Starting January 1, 2020, the new Dutch Balanced Labor Market Act (Wet arbeidsmarkt in balans, WAB) will enter into force. This new law seeks to encourage employers to offer their employees indefinite-term contracts—which provide more protection/certainty than fixed-term contracts—by allowing employers to pay a lower unemployment insurance (UI) contribution (WW-premie) rate (2.94%) for employees on indefinite-term contracts (versus 7.94% for fixed-term contracts). In order to receive this substantial 5% discount, employers must meet certain administrative conditions.
When will the lower UI contribution rate apply?
The employer can use the lower unemployment insurance contribution:
- for written, open-ended employment contracts that specify fixed working hours;
- for employees up to age of 21 who work no more than 12 hours a week on average;
- in practical training contracts with students on block or day release (beroepsbegeleidende leerweg, BBL);
- if the employer pays the employer or self-insured premiums under employee insurance schemes—e.g., those established under the Unemployment Insurance Act (Werkloosheidswet, WW), Sickness Benefits Act (Ziektewet, ZW), Work and Income (Capacity for Work) Act (Wet werk en inkomen naar arbeidsvermogen, WIA), Invalidity Insurance Act (Wet op de arbeidsongeschiktheidsverzekering, WAO), and the Work and Care Act (Wet Arbeid en Zorg, WAZO).

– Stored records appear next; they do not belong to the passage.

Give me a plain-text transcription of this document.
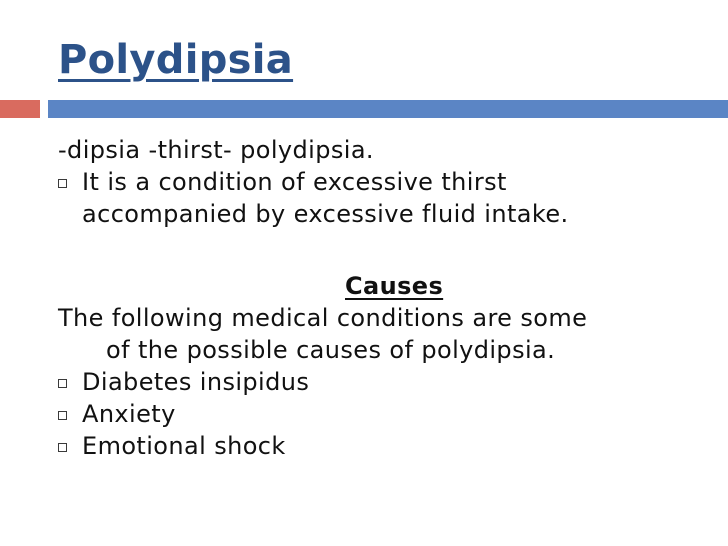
Polydipsia
-dipsia -thirst- polydipsia.
It is a condition of excessive thirst
accompanied by excessive fluid intake.
Causes
The following medical conditions are some
of the possible causes of polydipsia.
Diabetes insipidus
Anxiety
Emotional shock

When will the higher UI contribution rate apply?
The employer must pay the higher unemployment insurance contribution rate for all flexible employment relationships. This applies where:
- there is a fixed-term employment contract;
- the employer does not hold a copy of the open-ended employment contract that both parties signed;
- the pay slip does not state whether it is an open-ended employment contract or an on-call contract, or whether this has been agreed upon in writing;
- there is a temporary employment contract;
- there is notional employment;
- there is an on-call contract.
What is considered an on-call contract?
The parties are bound by an on-call contract if the amount of the work is not set out as a number of hours per unit of time (either less than a month or up to a year where the salary is spread equally across the year). An on-call contract is also formed if employees are not entitled to their salary, established in terms of hours, if they do not perform the agreed-upon work.
Review of lower UI contribution
The employer must evaluate whether paying the lower UI contribution was appropriate in a number of cases. This means that the employer might have to pay the higher UI contribution retroactively. When does this happen?

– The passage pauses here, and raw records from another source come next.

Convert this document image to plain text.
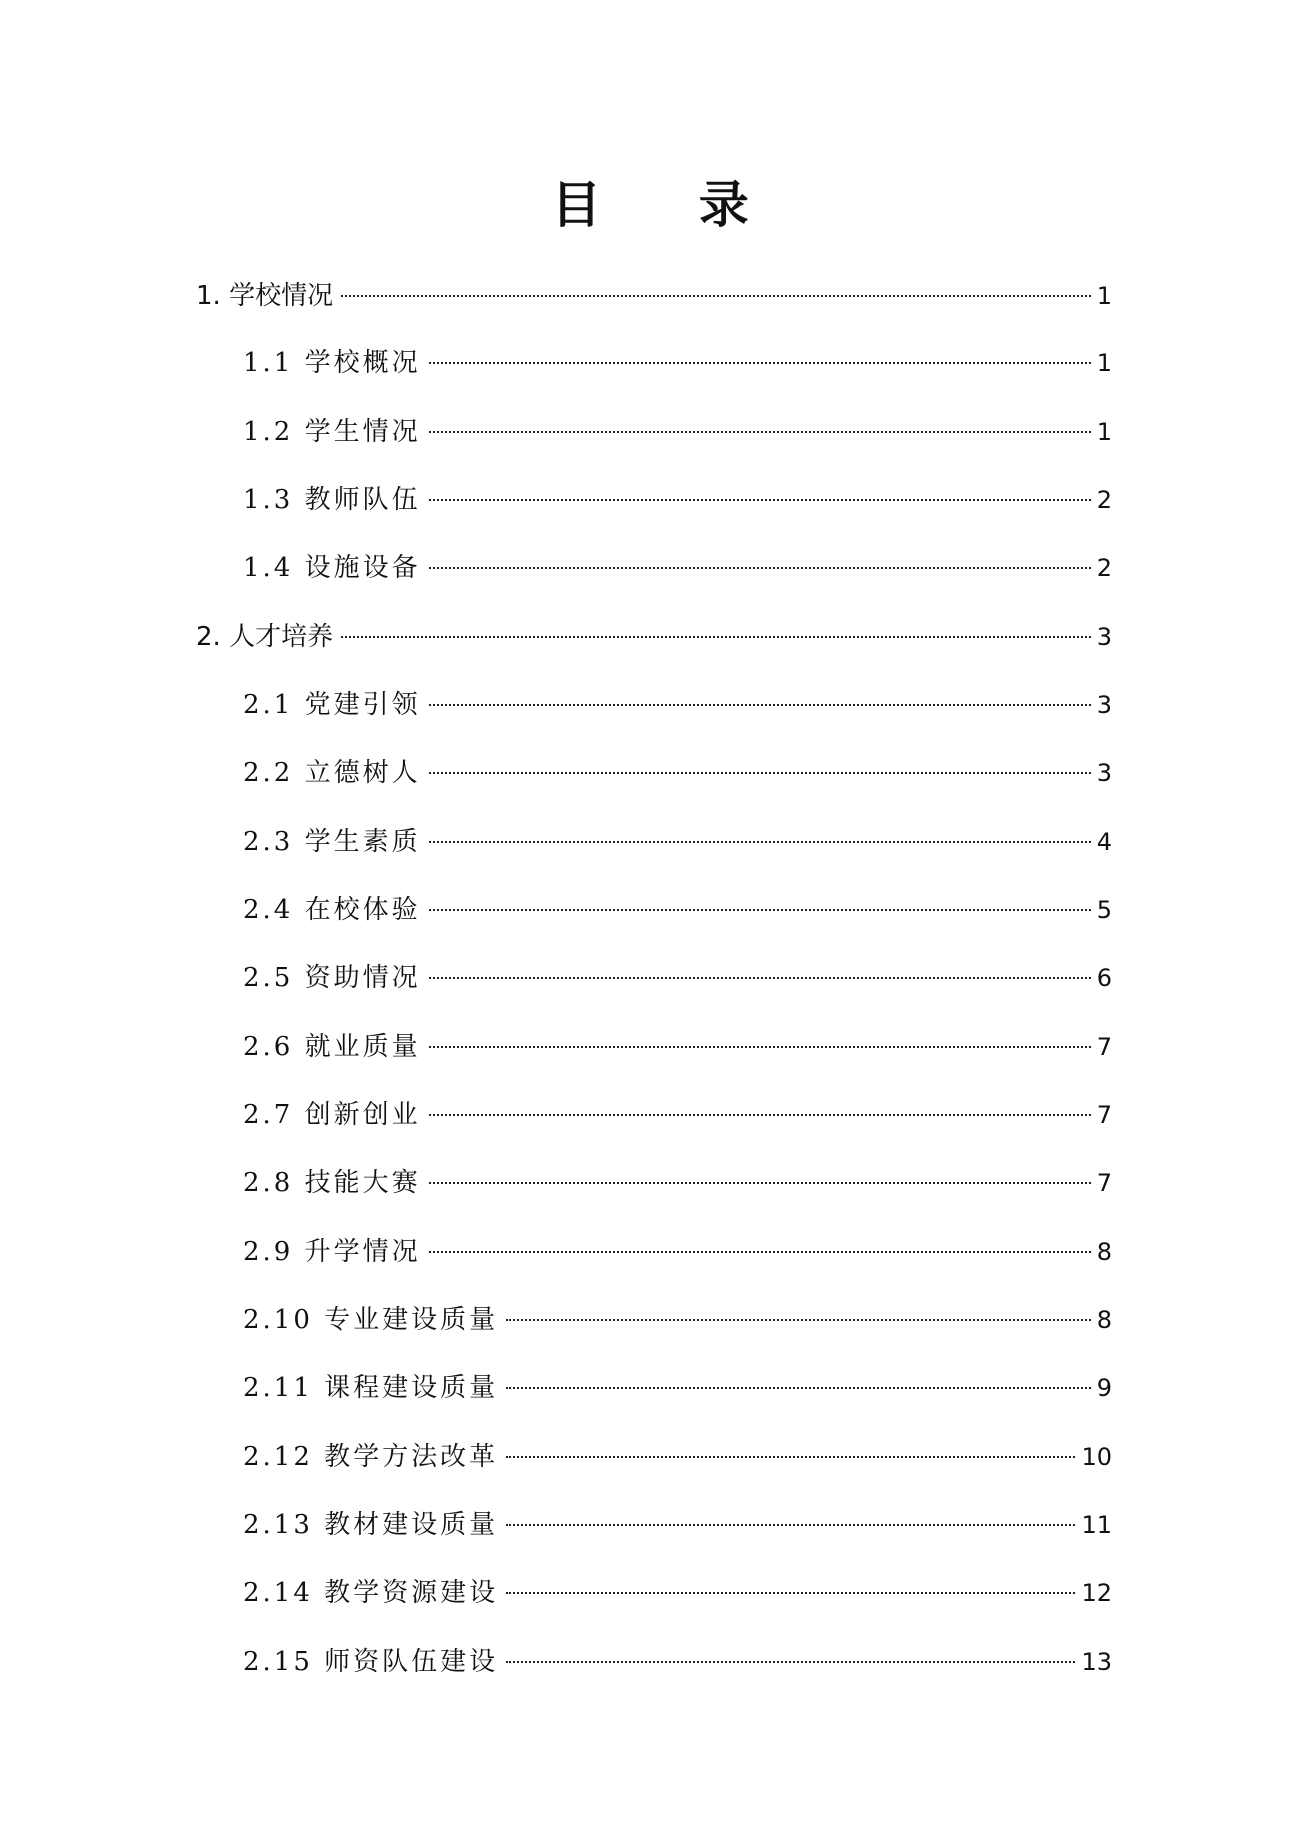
目 录
1. 学校情况	1
1.1 学校概况	1
1.2 学生情况	1
1.3 教师队伍	2
1.4 设施设备	2
2. 人才培养	3
2.1 党建引领	3
2.2 立德树人	3
2.3 学生素质	4
2.4 在校体验	5
2.5 资助情况	6
2.6 就业质量	7
2.7 创新创业	7
2.8 技能大赛	7
2.9 升学情况	8
2.10 专业建设质量	8
2.11 课程建设质量	9
2.12 教学方法改革	10
2.13 教材建设质量	11
2.14 教学资源建设	12
2.15 师资队伍建设	13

- When a written, open-ended employment contract comes to an end less than two months after it starts.
- If the salaried hours exceed the contractual hours by more than 30% in the payroll tax form for the calendar year in question.
Examples
The following examples clarify the potential savings for the employer:
- The employee earns EUR 2,500 gross per month, based on a written, open-ended employment contract that is not an on-call contract. The employer may use the lower UI contribution and pay EUR 73.50 per month instead of EUR 198.50.
- The employee has been employed since November 1, 2019 under a written, open-ended employment contract that is not an on-call contract, earning EUR 1,850 gross per month. The employer pays the lower UI contribution of EUR 54.39 per month. The employer dismisses the employee during the probationary period on November 30, 2019. The employer must now pay the higher UI contribution of EUR 146.89, with retroactive effect, from November 1, 2019.
- The employee starts work for a fixed term on January 1, 2020 and earns EUR 3,250 per month. The contract is converted to an open-ended one on July 1, 2020. The higher UI contribution of EUR 258.05 applies up to July 1, 2020. After this time, the lower UI contribution of EUR 95.55 applies, which represents a savings for the employer of EUR 162.50 per month.
Increasing the administrative burden
Employers will therefore be able to take advantage of considerable savings starting January 1, 2020, by opting for open-ended employment contracts with employees. First, however, they must take certain steps. Not only will employers need to adjust employee pay slips, but also must maintain copies of their open-ended employment contracts. If necessary, employers may have to end new employment contracts with their employees who are already employed under open-ended contracts and reissue new ones.
Written employment contract
In many instances, employers will not be able to meet this particular requirement. This will be the case, for example, if the employer’s policy is to unilaterally confirm in writing that it is going to extend the employment contract indefinitely or tacitly.
Preparing a new employment contract takes time. Employees may also be wary of signing a new employment contract, which makes it difficult for the employer—particularly if it is a large company—to get back a signed copy. Employers should consider preparing a document for the employee’s signature that confirms the existence of an open-ended employment contract. This document can be presented to employees during their next employee evaluation.
Restrictive clauses
If the employee has signed an agreement containing a non-compete clause or a non-solicitation clause and/or a non-recruitment clause, employers should consider reconfirming these agreements at this time.